Assuming the SEC is correct in its charges, this is a particular instance of the problem with broker-dealers' mark-to-model accounting, which provides too much opportunity for manipulation of values.
- Jones, Banks Winning When Investors Sue, Wall St. J., Apr. 8, 2010, at C1
In the many lawsuits by investors against banks stemming from the financial crisis, the odds of the outcome so far are weighted in favor of the banks. That's because it is extremely hard to prove fraud when you don't have enough access to internal information and evidence and when the banks can claim they are just "victims" of the financial crisis who made serious mistakes but didn't commit fraud. One can't help wondering if judges who dismiss these cases are being overly influenced by the banks' assertions that nobody could foresee the crisis.
But remember--their VaR models are just computer models. Nobody ever suggested to banks that it was wise to rely on proprietary computer models without using common sense. Dimon's JPMorgan Chase didn't stress-test mortgage backed securities for falling house price: they were convinced they would forever rise! Yet the bank continued to sell them to investors, and to package and sell even more toxic CDOs backed by junk "mezzanine" tranche CDOs (that would go bust if there was a correlated 8% default) backed by subprime mortgages.... That's something you would only do if you are so taken with the money you can make short-term (fees, bonuses) that you don't give a damn about the harm you do long-term (in part because you are making so much in the short-term that it doesn't matter to you personally and in part because you are relying on an implicit federal guarantee to back up your losses). Could they have known? Sure. Should they have known? Absolutely.
The upshot of this--"frequently, the large Wall Street financial institutions have escaped accountability even though those institutions fueled the subprime-market collapse." Id. (quoting one of the plaintiff-side lawyers in the suits against banks).
And here are three books you should read to balance some of the poppycock that the banks are spouting to protect their proprietary trading, consumer-disregarding fee structures, and cheap funding from the Fed (that provides that moolah for their outsized compensation structures). I've excerpted just a choice piece from the blurbs or intros to whet your appetite.
- Yves Smith, Econned: how unenlightened self interest undermined democracy and corrupted capitalism (2010) (a review is forthcoming here)
Virtually from their outset, a loose and often inconsistent set of ideas called 'free markets' have been widely criticized, both inside and outside the economics profession. Nevertheless, these ideas became wildly popular and served as the basis for 30 years of policy, in particular the deregulation of financial services. One reasons...is that they serve the agendas of powerful interests. ...Yves Smith draws a direct connection between fundamentally flawed financial theories and a series of crises that culminated in the global meltdown of 2007 and 2008...[showing] that the pursuit of unenlightened self interest has produced a financial services industry that is a doomsday machine, systematically predatory, and now hugely powerful thanks to its control of vital financial strcuture.

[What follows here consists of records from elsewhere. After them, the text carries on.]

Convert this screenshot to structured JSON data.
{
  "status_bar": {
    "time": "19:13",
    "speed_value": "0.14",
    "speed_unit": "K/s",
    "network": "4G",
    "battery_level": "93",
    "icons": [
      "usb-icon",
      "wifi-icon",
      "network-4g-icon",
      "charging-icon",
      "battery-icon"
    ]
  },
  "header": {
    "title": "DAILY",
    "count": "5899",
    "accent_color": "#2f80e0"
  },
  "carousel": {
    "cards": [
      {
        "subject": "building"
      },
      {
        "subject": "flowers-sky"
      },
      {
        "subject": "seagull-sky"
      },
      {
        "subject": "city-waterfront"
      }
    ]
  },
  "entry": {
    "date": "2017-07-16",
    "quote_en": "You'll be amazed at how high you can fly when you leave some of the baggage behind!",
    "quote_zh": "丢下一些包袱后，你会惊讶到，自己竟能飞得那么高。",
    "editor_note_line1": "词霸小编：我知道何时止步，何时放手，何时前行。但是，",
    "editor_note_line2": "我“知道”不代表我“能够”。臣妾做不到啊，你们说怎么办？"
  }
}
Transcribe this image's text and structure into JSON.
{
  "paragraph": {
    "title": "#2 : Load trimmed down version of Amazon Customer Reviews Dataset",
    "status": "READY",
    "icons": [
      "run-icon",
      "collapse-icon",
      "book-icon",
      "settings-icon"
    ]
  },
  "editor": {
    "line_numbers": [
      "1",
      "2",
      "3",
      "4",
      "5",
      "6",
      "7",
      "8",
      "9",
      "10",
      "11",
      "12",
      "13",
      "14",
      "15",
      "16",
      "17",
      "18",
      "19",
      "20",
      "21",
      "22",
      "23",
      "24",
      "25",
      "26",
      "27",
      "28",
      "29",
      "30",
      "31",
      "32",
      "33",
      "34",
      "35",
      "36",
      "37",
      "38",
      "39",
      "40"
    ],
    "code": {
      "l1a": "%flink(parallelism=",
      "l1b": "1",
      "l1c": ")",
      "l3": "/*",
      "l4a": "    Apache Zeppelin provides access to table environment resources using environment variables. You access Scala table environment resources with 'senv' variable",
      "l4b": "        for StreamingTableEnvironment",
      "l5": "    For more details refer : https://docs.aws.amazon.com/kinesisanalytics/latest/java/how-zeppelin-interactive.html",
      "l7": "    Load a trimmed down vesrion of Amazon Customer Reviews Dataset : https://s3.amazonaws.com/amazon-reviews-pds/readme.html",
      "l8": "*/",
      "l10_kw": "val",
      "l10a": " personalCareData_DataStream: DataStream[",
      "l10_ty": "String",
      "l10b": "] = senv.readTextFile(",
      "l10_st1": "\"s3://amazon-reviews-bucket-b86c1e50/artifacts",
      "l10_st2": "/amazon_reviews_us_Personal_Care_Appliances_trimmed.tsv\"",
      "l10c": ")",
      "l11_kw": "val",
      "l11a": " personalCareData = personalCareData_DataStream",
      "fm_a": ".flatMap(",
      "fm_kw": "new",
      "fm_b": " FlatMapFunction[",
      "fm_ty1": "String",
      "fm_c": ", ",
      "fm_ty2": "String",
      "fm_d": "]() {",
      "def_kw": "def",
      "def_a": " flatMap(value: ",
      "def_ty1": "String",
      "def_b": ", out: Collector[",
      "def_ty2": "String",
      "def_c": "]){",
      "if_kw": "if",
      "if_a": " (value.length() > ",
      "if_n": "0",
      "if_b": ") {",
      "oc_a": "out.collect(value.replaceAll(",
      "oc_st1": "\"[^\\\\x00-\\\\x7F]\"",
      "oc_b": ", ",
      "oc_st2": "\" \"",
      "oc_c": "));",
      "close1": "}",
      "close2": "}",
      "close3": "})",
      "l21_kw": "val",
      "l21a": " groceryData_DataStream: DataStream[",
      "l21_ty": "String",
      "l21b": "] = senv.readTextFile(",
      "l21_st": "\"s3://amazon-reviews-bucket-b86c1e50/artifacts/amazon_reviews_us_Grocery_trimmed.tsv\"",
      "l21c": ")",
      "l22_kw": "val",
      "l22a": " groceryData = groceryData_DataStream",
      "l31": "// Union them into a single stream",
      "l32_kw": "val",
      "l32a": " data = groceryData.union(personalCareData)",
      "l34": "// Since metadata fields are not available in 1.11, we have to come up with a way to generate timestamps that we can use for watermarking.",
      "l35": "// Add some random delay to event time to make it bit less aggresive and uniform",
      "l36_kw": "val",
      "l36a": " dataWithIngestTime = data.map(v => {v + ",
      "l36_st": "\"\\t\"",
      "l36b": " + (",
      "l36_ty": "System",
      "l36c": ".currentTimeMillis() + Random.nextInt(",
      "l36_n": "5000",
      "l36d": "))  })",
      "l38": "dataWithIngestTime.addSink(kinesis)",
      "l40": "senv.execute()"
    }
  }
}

- Michael Lewis, The Big Short (2010)
The real crash...had taken place over the previous year [2007] in bizarre feeder markets where the sun doesn't shine and the SEC doesn't dare, or bother, to tread: bond and real estate derivate markets where geeks invent impenetrable securities to profit from the misery of lower-and middle-class Americans who can't pay their debts. The smart people who understood what was or might be happening were paralyzed by hope and fear; in any case, they weren't talking.